Methods: Biopsies were taken from original Barrett’s segment during endoscopic follow up using Seattle protocol. Endoscopic mucosal resection (EMR) ± radiofrequency ablation (RFA) was preferred therapy in patients who failed PDT and/or had recurrent neoplasia.
Results: Fifty eight of 64 patients enrolled in the original trial were followed up including 31 patients treated with ALA PDT (17 patients with ≤6 cm, 14 patients with >6 cm segment of BE) and 27 treated with Photofrin PDT (14 patients with ≤6 cm, 13 patients with >6 cm BE). Initial success was achieved in 65% (20/31) ALA and 48% (13/27) Photofrin patients (p = .289). Thirty five percent patients (7/20) relapsed in ALA group and 54% (7/13) relapsed in Photofrin group (p = .472). At a median follow-up of 67 months, no significant difference was found in long-term complete reversal of intestinal metaplasia (CR-IM) and complete reversal of dysplasia (CR-D) between ALA and Photofrin groups (78% vs. 63%; p = .18; 90% vs. 76%; p = .26). Original length of BE did not alter long-term outcome. Four patients from each group progressed to invasive oesophageal adenocarcinoma. Initial success of ALA PDT was associated with significantly better likelihood of long-term remission (p = .03).

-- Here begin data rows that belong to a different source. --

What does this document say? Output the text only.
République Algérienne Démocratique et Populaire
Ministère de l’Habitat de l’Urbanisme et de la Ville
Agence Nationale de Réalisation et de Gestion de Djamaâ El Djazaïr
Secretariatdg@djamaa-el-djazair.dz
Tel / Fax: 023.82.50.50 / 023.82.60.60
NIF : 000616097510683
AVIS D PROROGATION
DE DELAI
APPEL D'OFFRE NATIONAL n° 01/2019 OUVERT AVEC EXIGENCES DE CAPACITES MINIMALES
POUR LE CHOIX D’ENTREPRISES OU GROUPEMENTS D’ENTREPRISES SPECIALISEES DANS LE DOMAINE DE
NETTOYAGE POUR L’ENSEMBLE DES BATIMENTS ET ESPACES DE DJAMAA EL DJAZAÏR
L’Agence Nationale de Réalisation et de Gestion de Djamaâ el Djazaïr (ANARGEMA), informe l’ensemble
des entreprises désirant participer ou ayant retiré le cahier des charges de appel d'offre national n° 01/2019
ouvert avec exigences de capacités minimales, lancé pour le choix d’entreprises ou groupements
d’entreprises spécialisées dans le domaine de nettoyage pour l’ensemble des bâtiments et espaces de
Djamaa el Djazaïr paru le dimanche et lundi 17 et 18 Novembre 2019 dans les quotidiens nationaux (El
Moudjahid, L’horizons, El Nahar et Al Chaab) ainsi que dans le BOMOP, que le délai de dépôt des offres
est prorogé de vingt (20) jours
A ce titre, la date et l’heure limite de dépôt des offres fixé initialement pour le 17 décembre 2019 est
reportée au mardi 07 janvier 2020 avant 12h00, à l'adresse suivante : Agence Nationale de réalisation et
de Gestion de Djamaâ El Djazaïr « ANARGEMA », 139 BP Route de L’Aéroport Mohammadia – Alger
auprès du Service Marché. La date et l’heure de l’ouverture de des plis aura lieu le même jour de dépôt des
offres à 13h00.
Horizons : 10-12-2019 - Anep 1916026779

Conclusions: Initial response to PDT plays key role in long term outcome. RFA ± EMR have, however, become preferred minimally invasive ablative therapy for BE-related neoplasia due to poor efficacy of PDT.
Acknowledgements
This work was undertaken at UCL/UCLH who received a proportion of funding from the Department of Health’s NIHR Biomedical Research Centres funding scheme. The views expressed in this publication are those of the authors and not necessarily those of the Department of Health. This work was also funded by grant from CRUK to the Experimental Cancer Medicine Centre at UCL.
Disclosure statement
The authors declare that they have no conflict of interest.